Clement Robinson was an English writer and editor of songs and ballads. He edited and probably contributed to A Boke of very pleasaunte Sonettes, 1566 (not extant; reprinted, 1584, with title, A Handefull of pleasant Delites).

== Works ==
Clement Robinson prepared in 1566 A boke of very pleasaunte sonettes and storyes in myter, for the publication of which Richard Jones obtained a license in the same year. No copy of this work is extant, although Sidney Lee thinks a single leaf in the collection of Bagford Ballads in the British Library may possibly have belonged to one.

The book was reprinted in 1584 by the same publisher, Richard Jones, under the new title A Handefull of pleasant delites, containing sundrie new Sonets and delectable Histories in diuers kinds of Meeter. Newly diuised to the newest tunes that are now in use to be sung; euerie Sonet orderly pointed to his proper tune. With new additions of certain Songs to verie late deuised Notes, not commonly knowen, nor vsed heretofore. By Clement Robinson and diuers others. A unique imperfect copy of this edition, formerly in the Corser collection, is now in the British Library.

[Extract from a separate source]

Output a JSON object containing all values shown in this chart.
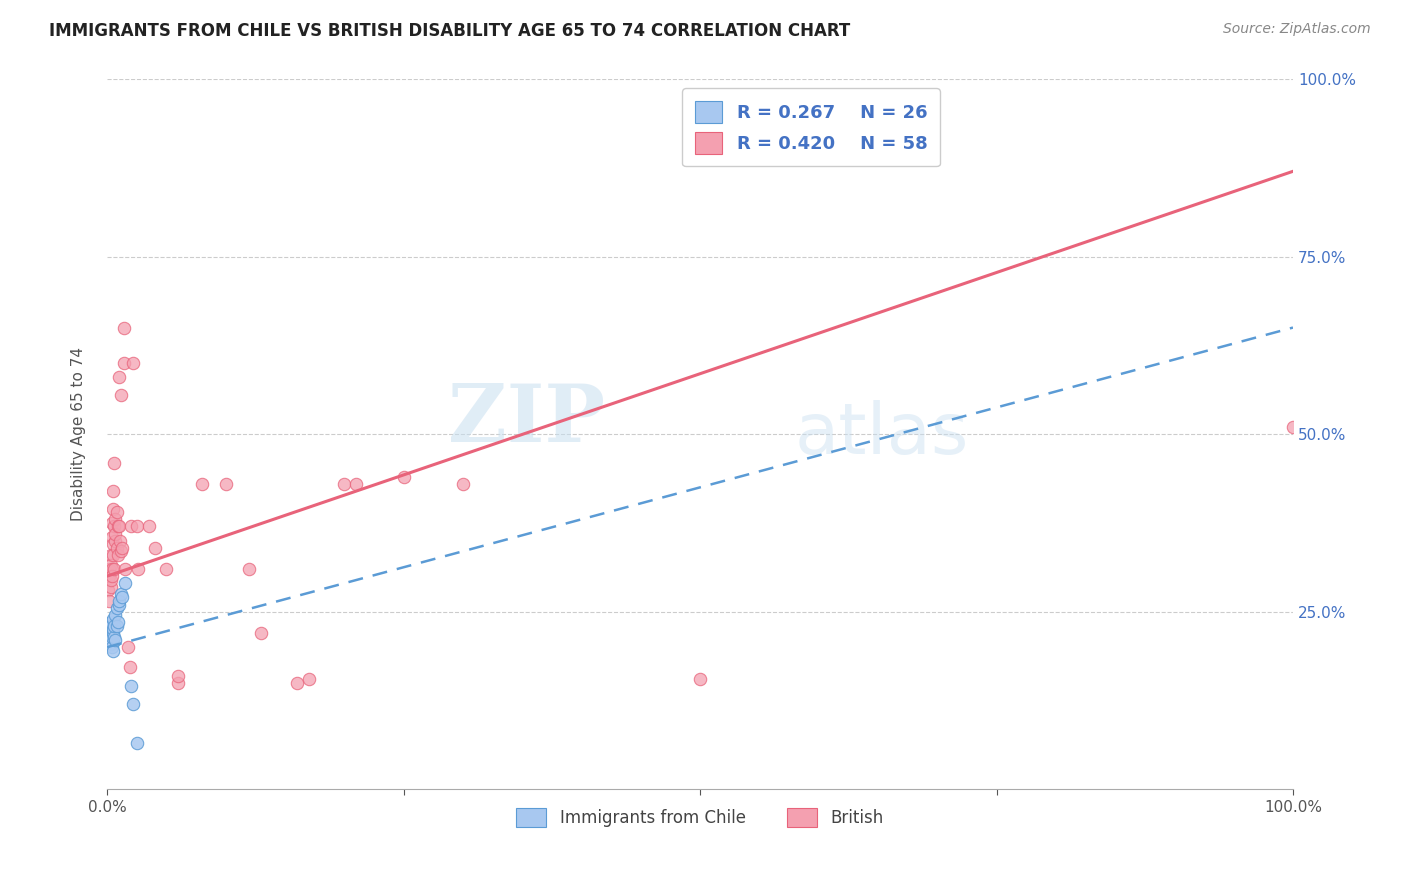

All the pieces were written for music; several of them had been entered in the Stationers' Register for separate publication between 1566 and 1582. In the case of eight the authors' names are appended. In Lee's view, the remaining twenty-five pieces, which are anonymous, "doubtless came for the most part from Robinson's own pen". Among these is the opening song, entitled "A Nosegay", to which Lee thinks Shakespeare may have been indebted for Ophelia's farewell remarks to Laertes in Hamlet, iv. 5. Another song in the collection, "A Sorrowfull Sonet", ascribed to George Mannington, is parodied at length in Eastward Ho (1603), by Chapman, Jonson, and Marston. The volume also contains "A new Courtly Sonet, of the Lady Greensleeues, to the new tune of Greensleeues".

By 1897, Robinson's Handefull had been thrice reprinted: in Park's Heliconia, 1815, vol. ii. ("carelessly edited", according to Lee); by the Spenser Society, edited by James Crossley in 1871 (Manchester, 8vo), and by Edward Arber in 1878, in his English Scholar's Library.

A unique tract in the Huth Library is also assigned to Robinson. The title runs: The true descripcion of the marueilous straunge Fishe whiche was taken on Thursday was sennight the xvj day of June this present month in the yeare of our Lord God MDLXIX. Finis quod C. R. London, by Thomas Colwell. This was entered on the Stationers' Registers early in 1569 as "a mounsterus fysshe which was taken at Ip[s]wyche".